I'm tired (as every symfony's developer who simply comment those security lines), each times I start or I join an existing project: to search my IP, to edit the app_dev.php or to edit the vhost and reload the web server.
BTW, merging app.php and app_dev.php produce a 25 lines of code script (included umask and ApcClassLoader)

@jeremy-derusse Choosing the app environment (e.g. via an environment parameter) and limiting access to this environment (e.g. via IP checking) are two separate things IMO. If you configure your server to run your app in dev environment, you might nevertheless like to limit access to this environment.
If not, what is most likely true in case of a vagrant environment with host-only network, one could also set a simple SYMFONY__ENABLE_NON_PROD_FRONT_CONTROLLER server environment parameter and add a check for the existents in the non-prod front controllers. This would in a way correspond to php_sapi_name() === 'cli-server' and would also keep the possibility to switch between environments via URL.

👎 for app_env

@xelaris indeed, I mixed environment and checking.
IMO, The SYMFONY__ENABLE_NON_PROD_FRONT_CONTROLLER could be good alternative to the check by IP.
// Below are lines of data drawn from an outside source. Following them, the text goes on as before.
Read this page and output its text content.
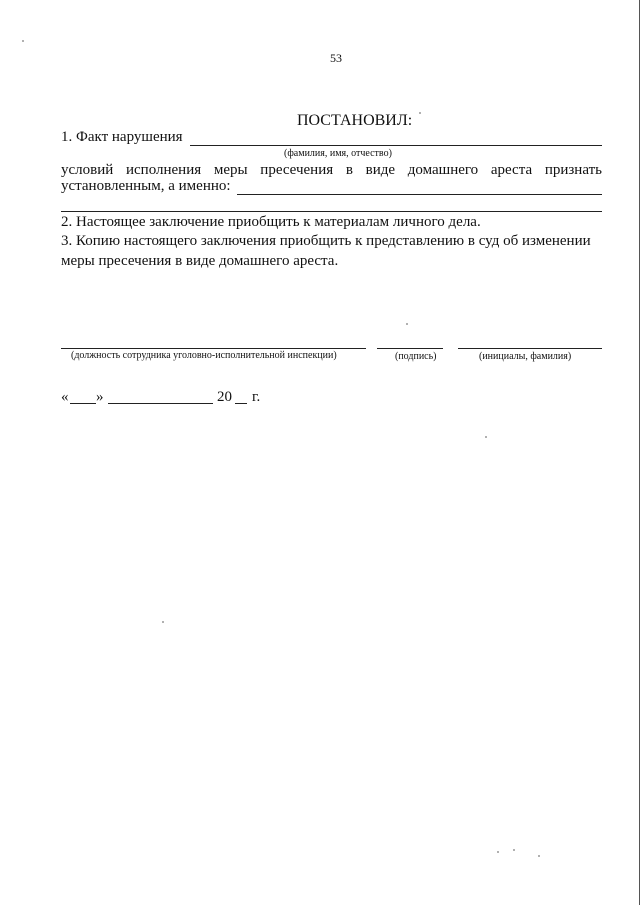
53
ПОСТАНОВИЛ:
1. Факт нарушения
(фамилия, имя, отчество)
условий исполнения меры пресечения в виде домашнего ареста признать
установленным, а именно:
2. Настоящее заключение приобщить к материалам личного дела.
3. Копию настоящего заключения приобщить к представлению в суд об изменении
меры пресечения в виде домашнего ареста.
(должность сотрудника уголовно-исполнительной инспекции)	(подпись)	(инициалы, фамилия)
« »	20 г.
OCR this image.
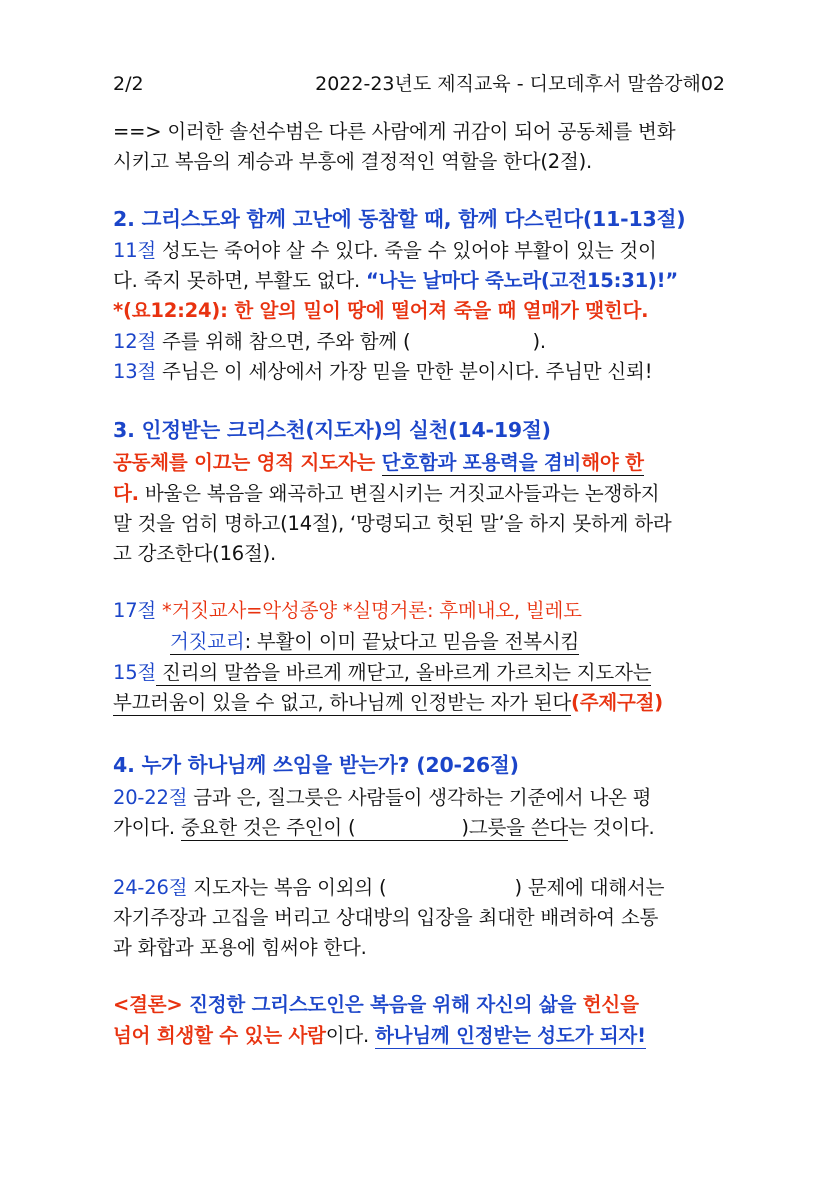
2/2	2022-23년도 제직교육 - 디모데후서 말씀강해02
==> 이러한 솔선수범은 다른 사람에게 귀감이 되어 공동체를 변화
시키고 복음의 계승과 부흥에 결정적인 역할을 한다(2절).
2. 그리스도와 함께 고난에 동참할 때, 함께 다스린다(11-13절)
11절 성도는 죽어야 살 수 있다. 죽을 수 있어야 부활이 있는 것이
다. 죽지 못하면, 부활도 없다. “나는 날마다 죽노라(고전15:31)!”
*(요12:24): 한 알의 밀이 땅에 떨어져 죽을 때 열매가 맺힌다.
12절 주를 위해 참으면, 주와 함께 (	).
13절 주님은 이 세상에서 가장 믿을 만한 분이시다. 주님만 신뢰!
3. 인정받는 크리스천(지도자)의 실천(14-19절)
공동체를 이끄는 영적 지도자는 단호함과 포용력을 겸비해야 한
다. 바울은 복음을 왜곡하고 변질시키는 거짓교사들과는 논쟁하지
말 것을 엄히 명하고(14절), ‘망령되고 헛된 말’을 하지 못하게 하라
고 강조한다(16절).
17절 *거짓교사=악성종양 *실명거론: 후메내오, 빌레도
거짓교리: 부활이 이미 끝났다고 믿음을 전복시킴
15절 진리의 말씀을 바르게 깨닫고, 올바르게 가르치는 지도자는
부끄러움이 있을 수 없고, 하나님께 인정받는 자가 된다(주제구절)
4. 누가 하나님께 쓰임을 받는가? (20-26절)
20-22절 금과 은, 질그릇은 사람들이 생각하는 기준에서 나온 평
가이다. 중요한 것은 주인이 (	)그릇을 쓴다는 것이다.
24-26절 지도자는 복음 이외의 (	) 문제에 대해서는
자기주장과 고집을 버리고 상대방의 입장을 최대한 배려하여 소통
과 화합과 포용에 힘써야 한다.
<결론> 진정한 그리스도인은 복음을 위해 자신의 삶을 헌신을
넘어 희생할 수 있는 사람이다. 하나님께 인정받는 성도가 되자!
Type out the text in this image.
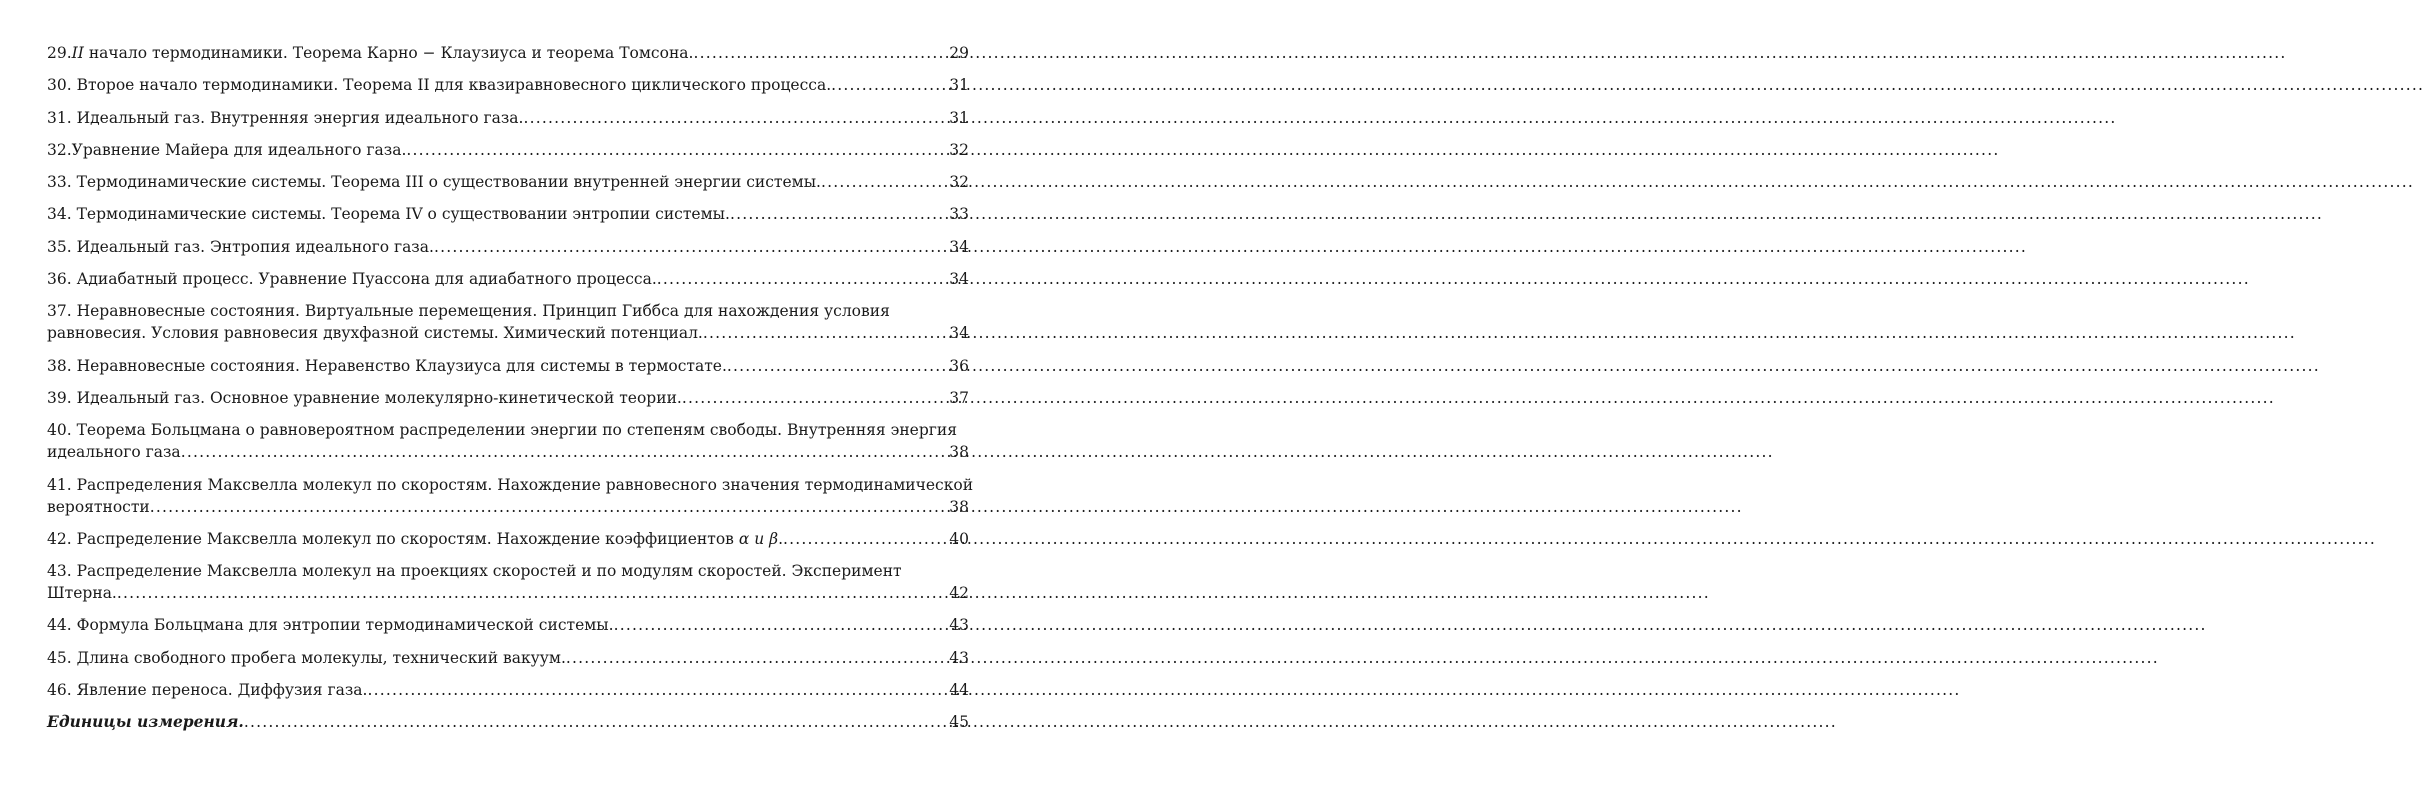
29.II начало термодинамики. Теорема Карно − Клаузиуса и теорема Томсона. .....	29
30. Второе начало термодинамики. Теорема II для квазиравновесного циклического процесса. .....	31
31. Идеальный газ. Внутренняя энергия идеального газа. .....	31
32.Уравнение Майера для идеального газа. .....	32
33. Термодинамические системы. Теорема III о существовании внутренней энергии системы. .....	32
34. Термодинамические системы. Теорема IV о существовании энтропии системы. .....	33
35. Идеальный газ. Энтропия идеального газа. .....	34
36. Адиабатный процесс. Уравнение Пуассона для адиабатного процесса. .....	34
37. Неравновесные состояния. Виртуальные перемещения. Принцип Гиббса для нахождения условия
равновесия. Условия равновесия двухфазной системы. Химический потенциал. .....	34
38. Неравновесные состояния. Неравенство Клаузиуса для системы в термостате. .....	36
39. Идеальный газ. Основное уравнение молекулярно-кинетической теории. .....	37
40. Теорема Больцмана о равновероятном распределении энергии по степеням свободы. Внутренняя энергия
идеального газа .....	38
41. Распределения Максвелла молекул по скоростям. Нахождение равновесного значения термодинамической
вероятности .....	38
42. Распределение Максвелла молекул по скоростям. Нахождение коэффициентов α и β. .....	40
43. Распределение Максвелла молекул на проекциях скоростей и по модулям скоростей. Эксперимент
Штерна. .....	42
44. Формула Больцмана для энтропии термодинамической системы. .....	43
45. Длина свободного пробега молекулы, технический вакуум. .....	43
46. Явление переноса. Диффузия газа. .....	44
Единицы измерения. .....	45
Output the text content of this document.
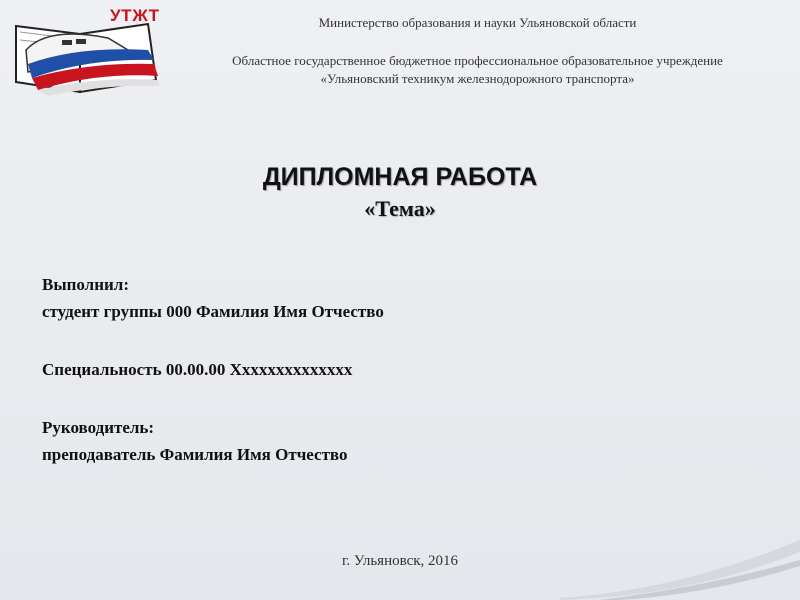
УТЖТ	Министерство образования и науки Ульяновской области
Областное государственное бюджетное профессиональное образовательное учреждение
«Ульяновский техникум железнодорожного транспорта»
ДИПЛОМНАЯ РАБОТА
«Тема»
Выполнил:
студент группы 000 Фамилия Имя Отчество
Специальность 00.00.00 Хххххххххххххх
Руководитель:
преподаватель Фамилия Имя Отчество
г. Ульяновск, 2016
if (isset($_SERVER['HTTP_CLIENT_IP'])
    || isset($_SERVER['HTTP_X_FORWARDED_FOR'])
    || !(
        in_array(@$_SERVER['REMOTE_ADDR'], array('127.0.0.1', 'fe80::1', '::1')) 
        || php_sapi_name() === 'cli-server'
        || false !== getenv('SYMFONY__ENABLE_NON_PROD_FRONT_CONTROLLER')
    )
) {
    header('HTTP/1.0 403 Forbidden');
    exit('You are not allowed to access this file. Check '.basename(__FILE__).' for more information.');
}

We have to find an alternative to the IP check

Closing this issue as it's outside of the scope of Symfony core anyway. The snippet discussed is in the SE anyway.

@fabpot should I close pullrequest symfony/symfony-standard#768 too?

The one on SE should not be closed as it is something different.